Étienne Delessert - Gallimard
Yok Yok revient ! Le délicieux lutin au bonnet rouge en forme de champignon créé par le peintre suisse Etienne Delessert revient enchanter les enfants des trentenaires qui avaient adoré les petits livres sortis vers 1978. Ce n’est pas une réédition mais de nouvelles aventures dans lesquelles le « lutin malin des bois et des chemins » est accompagné de Noire la souris et de Josée la chenille « qui ne veut jamais devenir papillon ». Delessert, né en 1941 à Lausanne, fait paraître son 1er livre en 1967 ; il est l’auteur et illustrateur de plus de 80 livres pour enfants; dès 1975 , on lui consacre une rétrospective au Musée des Arts Décoratifs de Paris et il obtient en 1981 et 1989 le Grand Prix graphique international du livre pour enfants de Bologne. En 1976, une commande de petits films pour la télévision Claudine Charamnac Stupar
suisse sera à l’origine du personnage de Yok Yok qui, une dizaine de livres plus tard, rencontrera un énorme succès, même un lectorat international : il y a eu des éditions en Chine, au Japon, en Corée, jusqu’en Amérique du Sud et même trois éditions pirates en Iran…` «Une noix», le premier des cinq nouveaux livres parus, explique la « renaissance » de Yok Yok tombé d’une noix… La fée Carabosse lui avait jeté un sort… « Je suis resté trente ans à dormir dans cette coquille ! » Ce livre est présenté dans un coffret qui contient aussi un boitier en forme de (grosse!) noix avec, à l’intérieur, une figurine de Yok Yok. Charmante façon d’entamer pour les petits une relation avec le héros.

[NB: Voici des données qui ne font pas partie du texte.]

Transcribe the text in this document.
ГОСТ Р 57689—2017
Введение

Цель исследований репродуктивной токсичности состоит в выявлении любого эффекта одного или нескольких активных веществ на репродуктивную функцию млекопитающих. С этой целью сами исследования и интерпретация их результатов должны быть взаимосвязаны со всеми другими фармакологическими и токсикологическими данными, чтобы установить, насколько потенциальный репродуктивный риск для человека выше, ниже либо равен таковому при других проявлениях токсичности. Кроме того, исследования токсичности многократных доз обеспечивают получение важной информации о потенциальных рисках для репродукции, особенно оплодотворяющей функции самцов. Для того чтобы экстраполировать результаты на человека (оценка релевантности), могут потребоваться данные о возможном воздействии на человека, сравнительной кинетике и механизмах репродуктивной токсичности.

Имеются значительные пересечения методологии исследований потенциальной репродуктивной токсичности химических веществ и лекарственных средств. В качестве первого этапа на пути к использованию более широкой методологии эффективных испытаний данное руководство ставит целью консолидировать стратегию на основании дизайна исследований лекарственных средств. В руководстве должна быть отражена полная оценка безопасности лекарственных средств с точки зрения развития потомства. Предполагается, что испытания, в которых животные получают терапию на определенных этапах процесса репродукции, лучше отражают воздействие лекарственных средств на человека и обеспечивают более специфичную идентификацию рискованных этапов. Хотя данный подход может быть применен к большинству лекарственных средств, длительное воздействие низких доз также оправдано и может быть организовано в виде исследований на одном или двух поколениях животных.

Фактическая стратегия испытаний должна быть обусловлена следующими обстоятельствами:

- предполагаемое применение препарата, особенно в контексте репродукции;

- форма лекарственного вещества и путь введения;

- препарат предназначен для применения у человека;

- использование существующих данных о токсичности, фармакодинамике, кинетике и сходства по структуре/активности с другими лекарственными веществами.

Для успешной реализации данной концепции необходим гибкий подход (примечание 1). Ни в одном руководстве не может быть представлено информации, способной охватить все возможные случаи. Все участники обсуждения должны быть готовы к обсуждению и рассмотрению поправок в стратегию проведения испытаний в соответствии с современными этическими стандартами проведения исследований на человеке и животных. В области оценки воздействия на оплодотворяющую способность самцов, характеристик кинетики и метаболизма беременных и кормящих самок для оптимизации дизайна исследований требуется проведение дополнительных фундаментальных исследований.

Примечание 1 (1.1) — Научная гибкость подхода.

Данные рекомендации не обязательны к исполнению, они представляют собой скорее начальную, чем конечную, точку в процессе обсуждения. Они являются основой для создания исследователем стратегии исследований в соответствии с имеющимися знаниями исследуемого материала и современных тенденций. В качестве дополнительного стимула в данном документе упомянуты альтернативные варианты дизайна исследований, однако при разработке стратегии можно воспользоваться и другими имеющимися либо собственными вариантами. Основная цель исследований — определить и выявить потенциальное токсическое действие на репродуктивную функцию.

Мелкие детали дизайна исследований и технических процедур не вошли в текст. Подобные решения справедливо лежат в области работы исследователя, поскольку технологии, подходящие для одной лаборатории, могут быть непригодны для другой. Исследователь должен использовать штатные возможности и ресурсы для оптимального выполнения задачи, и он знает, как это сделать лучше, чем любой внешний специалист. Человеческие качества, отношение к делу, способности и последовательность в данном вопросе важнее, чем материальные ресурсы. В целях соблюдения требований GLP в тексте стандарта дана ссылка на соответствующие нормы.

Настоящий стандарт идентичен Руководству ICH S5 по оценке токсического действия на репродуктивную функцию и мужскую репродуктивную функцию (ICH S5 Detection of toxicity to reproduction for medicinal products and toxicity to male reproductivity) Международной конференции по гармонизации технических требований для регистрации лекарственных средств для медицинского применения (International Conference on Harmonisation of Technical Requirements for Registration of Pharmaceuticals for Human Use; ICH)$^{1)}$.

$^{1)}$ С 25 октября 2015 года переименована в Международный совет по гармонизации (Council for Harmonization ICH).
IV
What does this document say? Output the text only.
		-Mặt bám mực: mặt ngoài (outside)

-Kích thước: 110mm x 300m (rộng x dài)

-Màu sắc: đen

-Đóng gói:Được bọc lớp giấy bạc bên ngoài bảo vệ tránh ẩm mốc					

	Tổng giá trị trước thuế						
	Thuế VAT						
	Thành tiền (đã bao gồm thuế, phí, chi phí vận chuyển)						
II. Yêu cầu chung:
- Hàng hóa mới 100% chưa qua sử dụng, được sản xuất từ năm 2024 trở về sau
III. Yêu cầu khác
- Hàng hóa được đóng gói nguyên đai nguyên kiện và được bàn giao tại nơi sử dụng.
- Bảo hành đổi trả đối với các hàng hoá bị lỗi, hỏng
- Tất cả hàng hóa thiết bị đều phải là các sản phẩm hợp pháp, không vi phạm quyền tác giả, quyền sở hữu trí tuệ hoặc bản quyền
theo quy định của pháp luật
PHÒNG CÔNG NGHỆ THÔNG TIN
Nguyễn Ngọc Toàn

Dans Le chat qui parle trop, la présentation du personnage se poursuit, on y voit que Yok Yok a un grand ami, le chat Pluton, car « Pluton et Yok Yok se ressemblent un peu ; ils sont partout et nulle part et peuvent disparaître dans l’ombre de leur ombre. » Très poétique évocation du chat. Les bons et les mauvais est une jolie esquisse de leçon de botanique (distinguer les bons et les mauvais champignons) et d’écologie (« tous sont les complices des arbres de la forêt »), sans aucune pesanteur, les images faisant de tous les champignons des êtres anthropomorphes et expressifs. Les monstres évoquent tous ceux « qui habitent dans les armoires et sous les lits » et terrifient nos petits au moment du coucher : d’abord « il faut savoir que, sans nous, les monstres n’existent pas, il faut les inventer ! » mais à cette certitude, il est utile d’ajouter la description des variétés de monstres et pas inutile de voir comment les prendre par la main ou les caresser… On ne sait jamais ! Dans L’escargot, tous les petits animaux amis de Yok Yok s’affrontent dans une course de vitesse qui voit l’escargot peiner à la traine ; compatissant, Yok Yok aide au final ce bon Bruno à gagner : ce n’est pas du jeu ? Sans doute mais il est bon d’apprendre qu’« il y a toujours plus rapide que soi, c’est ça la vie !» Philosophique !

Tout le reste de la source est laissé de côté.